Research has shown that blacks refused to pick cotton on the Cibolo Creek in eastern Bexar County and were poisoned using “Paris Green.” According to the Chemistry Research Journal (2016), “It is a highly toxic emerald green crystalline powder that has been used as a rodenticide and insecticide, and also as a pigment, despite of its toxicity.” Unbelievably, according to Smallwood, the planters denied the claim of murder and said blacks died from eating Green watermelons. Source: http://chemrj.org/download/vol-1-iss-1-2016/chemrj-2016-01-01-50-57.pdf.
Murders and killing were common in Texas as planters grew angry when blacks refused to work on the plantations and farms any longer. Unsolved murders or murders that the legal authorities knew about but refused to prosecute were rampant in San Antonio. However, in Bexar County and San Antonio, the legal method of lynching became the preferred method. According to the Express News, in 1873 blacks accused of stealing horses were “shot on the spot.” Much of this was done without solid evidence or arrest, but when needed the legal system could be expected to employ out the most severe punishment based on scanty evidence if any existed all.

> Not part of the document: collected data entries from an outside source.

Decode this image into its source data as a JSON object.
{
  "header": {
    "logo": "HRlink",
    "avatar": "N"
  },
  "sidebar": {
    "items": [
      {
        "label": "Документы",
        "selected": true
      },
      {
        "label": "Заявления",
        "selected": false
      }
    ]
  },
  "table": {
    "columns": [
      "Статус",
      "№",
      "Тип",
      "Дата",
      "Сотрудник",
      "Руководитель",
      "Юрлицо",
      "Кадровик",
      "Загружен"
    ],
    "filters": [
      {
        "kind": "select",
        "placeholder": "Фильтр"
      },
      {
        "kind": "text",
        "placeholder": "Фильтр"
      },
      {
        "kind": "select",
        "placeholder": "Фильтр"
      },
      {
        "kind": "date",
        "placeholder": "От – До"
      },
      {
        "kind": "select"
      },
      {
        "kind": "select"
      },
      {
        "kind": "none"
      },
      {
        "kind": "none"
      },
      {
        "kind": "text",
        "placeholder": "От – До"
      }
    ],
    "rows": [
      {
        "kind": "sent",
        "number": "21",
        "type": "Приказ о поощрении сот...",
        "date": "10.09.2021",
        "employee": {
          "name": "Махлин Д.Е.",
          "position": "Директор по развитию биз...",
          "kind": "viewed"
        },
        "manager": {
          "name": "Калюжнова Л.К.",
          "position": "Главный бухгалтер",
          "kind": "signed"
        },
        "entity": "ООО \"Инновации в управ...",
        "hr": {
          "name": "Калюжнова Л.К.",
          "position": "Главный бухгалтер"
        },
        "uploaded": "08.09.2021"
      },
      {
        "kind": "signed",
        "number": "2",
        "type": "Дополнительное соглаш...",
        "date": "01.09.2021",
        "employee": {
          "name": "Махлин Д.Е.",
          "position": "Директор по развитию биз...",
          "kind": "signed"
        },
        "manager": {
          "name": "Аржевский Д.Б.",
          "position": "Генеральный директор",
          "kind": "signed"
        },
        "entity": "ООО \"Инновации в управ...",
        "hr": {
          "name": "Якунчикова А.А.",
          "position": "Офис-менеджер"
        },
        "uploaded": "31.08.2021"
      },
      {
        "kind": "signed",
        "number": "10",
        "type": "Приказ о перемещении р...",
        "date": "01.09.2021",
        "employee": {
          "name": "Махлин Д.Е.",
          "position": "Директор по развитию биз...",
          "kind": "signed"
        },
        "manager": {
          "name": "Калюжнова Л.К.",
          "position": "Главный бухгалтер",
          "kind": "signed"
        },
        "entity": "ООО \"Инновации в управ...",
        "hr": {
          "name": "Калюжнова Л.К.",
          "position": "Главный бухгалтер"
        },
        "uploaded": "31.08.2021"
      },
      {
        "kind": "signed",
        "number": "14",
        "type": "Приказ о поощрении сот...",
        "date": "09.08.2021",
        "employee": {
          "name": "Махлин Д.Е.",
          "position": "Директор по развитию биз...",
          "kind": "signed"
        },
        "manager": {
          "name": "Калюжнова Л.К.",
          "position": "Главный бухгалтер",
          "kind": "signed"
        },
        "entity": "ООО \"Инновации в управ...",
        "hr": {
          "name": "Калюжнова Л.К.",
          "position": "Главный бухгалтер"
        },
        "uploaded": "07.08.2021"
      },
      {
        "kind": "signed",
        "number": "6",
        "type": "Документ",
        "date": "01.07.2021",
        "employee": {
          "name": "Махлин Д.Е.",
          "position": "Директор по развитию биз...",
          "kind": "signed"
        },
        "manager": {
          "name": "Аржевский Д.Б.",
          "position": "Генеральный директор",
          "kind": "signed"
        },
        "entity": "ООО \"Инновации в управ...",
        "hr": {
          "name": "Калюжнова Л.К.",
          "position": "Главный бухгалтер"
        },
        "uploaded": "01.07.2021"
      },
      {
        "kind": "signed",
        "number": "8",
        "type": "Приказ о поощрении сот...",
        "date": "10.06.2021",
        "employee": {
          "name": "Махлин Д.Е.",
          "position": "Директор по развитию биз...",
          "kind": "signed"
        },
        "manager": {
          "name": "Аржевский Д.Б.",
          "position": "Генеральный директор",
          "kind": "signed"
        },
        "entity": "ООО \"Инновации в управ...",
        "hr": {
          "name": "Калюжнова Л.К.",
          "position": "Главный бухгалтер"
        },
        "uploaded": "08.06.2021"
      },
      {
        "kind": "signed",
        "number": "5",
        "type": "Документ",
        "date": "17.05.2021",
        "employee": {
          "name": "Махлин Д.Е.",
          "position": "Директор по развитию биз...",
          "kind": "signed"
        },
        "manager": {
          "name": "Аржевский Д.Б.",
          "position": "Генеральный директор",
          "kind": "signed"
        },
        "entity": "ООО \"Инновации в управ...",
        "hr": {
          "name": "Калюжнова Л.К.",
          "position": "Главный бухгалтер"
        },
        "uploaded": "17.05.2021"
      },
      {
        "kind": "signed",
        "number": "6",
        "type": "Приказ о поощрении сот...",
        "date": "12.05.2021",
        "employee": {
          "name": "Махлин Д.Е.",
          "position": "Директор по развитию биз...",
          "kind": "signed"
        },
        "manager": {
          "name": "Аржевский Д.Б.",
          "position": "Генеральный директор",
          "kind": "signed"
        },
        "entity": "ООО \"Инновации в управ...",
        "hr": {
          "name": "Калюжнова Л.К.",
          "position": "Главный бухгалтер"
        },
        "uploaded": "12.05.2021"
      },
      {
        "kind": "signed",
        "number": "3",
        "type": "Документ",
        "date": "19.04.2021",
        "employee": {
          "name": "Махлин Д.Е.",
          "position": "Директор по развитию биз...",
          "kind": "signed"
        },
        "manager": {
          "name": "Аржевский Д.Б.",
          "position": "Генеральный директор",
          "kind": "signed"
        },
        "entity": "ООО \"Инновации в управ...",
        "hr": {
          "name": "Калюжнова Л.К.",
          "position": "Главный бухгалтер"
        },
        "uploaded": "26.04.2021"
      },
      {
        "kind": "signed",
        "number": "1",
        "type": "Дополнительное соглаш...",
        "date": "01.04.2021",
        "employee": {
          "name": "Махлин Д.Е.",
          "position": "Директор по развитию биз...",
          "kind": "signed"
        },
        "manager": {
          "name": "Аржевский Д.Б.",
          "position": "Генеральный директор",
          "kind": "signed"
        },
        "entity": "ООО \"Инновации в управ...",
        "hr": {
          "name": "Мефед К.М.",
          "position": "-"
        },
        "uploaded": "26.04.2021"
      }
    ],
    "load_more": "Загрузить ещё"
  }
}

Little has changed since the era of Reconstruction. Even today, blacks are killed by law enforcement and nothing ever happens to them as they are protected by racist unions across Texas and the country. According to Kenneth Mason in 1874, “Black leaders complained that victims of police shootings were seldom investigated to determine whether the display of force was necessary.” I one case deputy sheriff from an areas outside of Bexar County was jailed after an argument with a black man and upon his release shot him and no attempts were made to prosecute him. According to the San Antonio Evening Light of 1874, a black man by the name of Edward Jenkins killed a white man in a fight and was tried and convicted of first degree murder, Jenkins was hanged in San Antonio on August 17, 1874 in what could only be described as a racist kangaroo trial by a Bexar County Judge. In another legal lynching, George Washington, a supposed mentally ill black man was accused of assaulting a white woman according to the San Antonio Light of 1883.
The Equal Justice Initiative should erect a monument on the Salado Creek at Martin Luther King Park to honor those that were victims of San Antonio’s white supremacist gangs and a corrupt racist legal system. It would be an appropriate location as slaves were sold on the Salado Creek in Bexar County.